Precision Medicine & Drug Discovery
Author: Eden Romm
Coauthor(s): Igor F. Tsigelny, Valentina L Kouznetsova
Status: Work In Progress
Abstract Winner - Precision Medicine & Drug Discovery
Machine-learning models for selection of drug-candidates for treatment of Alzheimer’s disease
We analyzed a set of more than a hundred known inhibitors of beta-secretase studied as possible drugs for the treatment of Alzheimer’s disease. Using the PaDEL descriptors-calculating program we established a set of parameters representing the structural, physical, and chemical characteristics of these inhibitors. We developed a machine-learning model for predicting novel beta-secretase inhibitors using the descriptors of already existing inhibitors. Three different machine learning functions, Multilayer Perceptron (MLP), LogitBoost (LB), and Decision Table (DT) were applied to the set of molecular descriptors for active and inactive compounds in a 5-fold cross validation. The models were then tested on a data set completely separate from the one that was used for the machine learning. This new set contained active and inactive molecules. The highest accuracy achieved by any model tested with the 5-fold cross validation method was 93.75% by LB. The most accurate model built under the same conditions by MLP was 91.48% accurate, and by DT 86.36%. The highest accuracy achieved with the first data set used as a training set and the completely new data set used as the testing set was 88.89% by MLP. The other two predictive models peaked at 77.78% accuracy by DT and 85.86% by LB. These results suggest that models built using the MLP algorithm, although slightly less accurate in the original 5-fold cross validation, are more transferrable to new data sets.
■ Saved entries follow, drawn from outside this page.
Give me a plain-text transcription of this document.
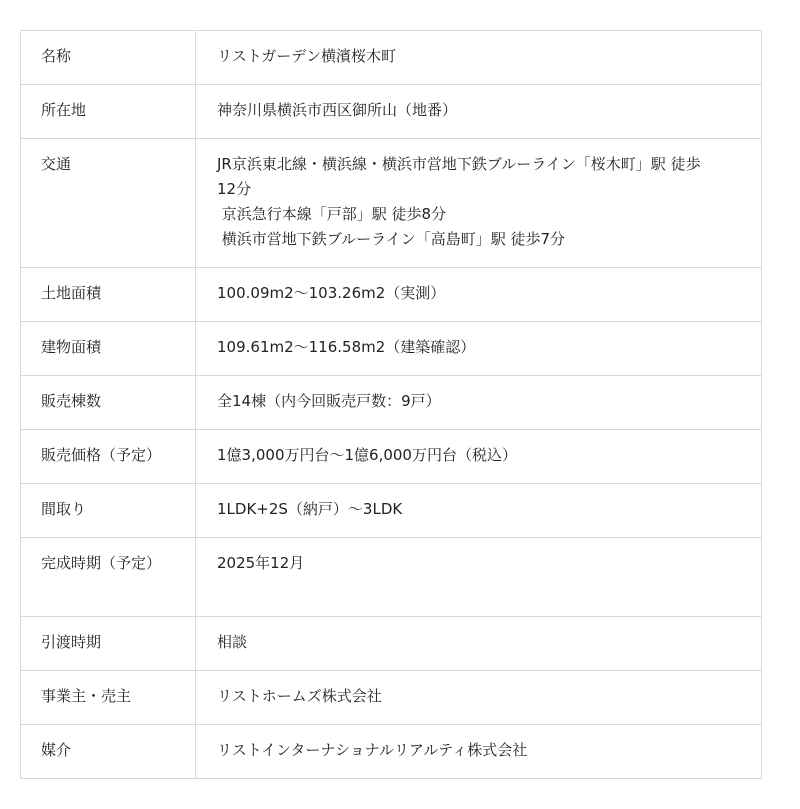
名称	リストガーデン横濱桜木町

所在地	神奈川県横浜市西区御所山（地番）

交通	JR京浜東北線・横浜線・横浜市営地下鉄ブルーライン「桜木町」駅 徒歩
12分
京浜急行本線「戸部」駅 徒歩8分
横浜市営地下鉄ブルーライン「高島町」駅 徒歩7分

土地面積	100.09m2〜103.26m2（実測）

建物面積	109.61m2〜116.58m2（建築確認）

販売棟数	全14棟（内今回販売戸数：9戸）

販売価格（予定）	1億3,000万円台〜1億6,000万円台（税込）

間取り	1LDK+2S（納戸）〜3LDK

完成時期（予定）	2025年12月

引渡時期	相談

事業主・売主	リストホームズ株式会社

媒介	リストインターナショナルリアルティ株式会社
The consistency is most likely due to the intricate profile neural nets like MLP can create to identify their targets. The molecules where then clustered by two separate functions to group the different classes of beta-secretase inhibitors. The MLP model’s accuracy for each cluster was assessed by examining the frequency of misclassification of all molecules by the four most accurate models. Molecules in the most accurate clusters as assigned by the first function, which contained 90% of the molecules, where classified correctly 87.04% of the time by MLP. The most accurate clusters as assigned by the second method accounted for 81% of the molecules and where classified correctly 93.51% of the time by MLP. The model developed by these methods is currently being employed for selection of possible drug-candidates from databases of compounds.